I would like to mention that throughput surveys are not for everyone. They take a lot of time, and your survey results may not look like what you expected. If you have never done an active/throughput server, then I encourage you to do a small one and look at the results. It is a great learning exercise, that’s for sure.
The team at Ekahau has done most of the homework for us, and created a shopping list for us. Follow this link to see what is available.
I chose the standard build from the document, and with a lot of help, loaded Diet Pi, Fruity WiFi, Ekahau iPerf server and Speedtest.mini. I will warn you – you should know your way around the Linux command line, or have someone that can help you. I could never have done it with without a lot of help.
Rumor has it that if you attend WLPC , you can build one yourself while you attend the conference. That is a great excuse to go! If you are like me and not a “Linux guy”, definitely go this route.
Here’s what I ended up purchasing:
After building the unit, we plugged it into our wired network. It boots up, and we connect to it via Wi-Fi and then obtain the wired IP address. We browse to the wired IP from another wired workstation and test the wired to wired throughput.
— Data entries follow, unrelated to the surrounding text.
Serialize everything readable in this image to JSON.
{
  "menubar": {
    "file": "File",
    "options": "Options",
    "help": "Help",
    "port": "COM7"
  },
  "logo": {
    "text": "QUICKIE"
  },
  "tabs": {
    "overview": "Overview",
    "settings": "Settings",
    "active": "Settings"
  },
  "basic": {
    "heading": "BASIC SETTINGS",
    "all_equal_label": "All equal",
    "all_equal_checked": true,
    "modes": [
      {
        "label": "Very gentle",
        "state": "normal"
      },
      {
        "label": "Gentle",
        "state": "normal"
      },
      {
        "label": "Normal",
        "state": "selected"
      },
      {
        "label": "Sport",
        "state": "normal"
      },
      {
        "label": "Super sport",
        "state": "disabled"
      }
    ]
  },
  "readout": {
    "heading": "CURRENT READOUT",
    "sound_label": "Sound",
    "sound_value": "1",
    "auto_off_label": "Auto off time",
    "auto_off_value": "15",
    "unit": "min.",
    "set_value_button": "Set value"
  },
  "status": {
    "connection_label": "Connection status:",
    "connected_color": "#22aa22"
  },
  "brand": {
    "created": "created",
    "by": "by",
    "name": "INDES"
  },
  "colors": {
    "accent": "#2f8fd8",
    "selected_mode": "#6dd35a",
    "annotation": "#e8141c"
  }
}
In this case, we get over 500 Mb/s. That’s good enough for me – now I know how fast this can go. We ignore the slow upload speed, as the Odroid can’t write to the flash that fast. We’ll just be using download for testing purposes, anyway.
One thing I want to mention is that along the way, I ended up using another micro USB power cable and didn’t notice. My Odroid was having issues powering up, and I asked around and someone mentioned that I might not be using the power brick that I purchased with the unit. That was the case! The next unit I build will have the wall transformer and power plug, so I don’t run into this again.
Here’s what my Speedtest.mini looks like, wired to wired. Awesome!
If you have been pondering having your own Ekahau throughput/iperf server, this is the way to go!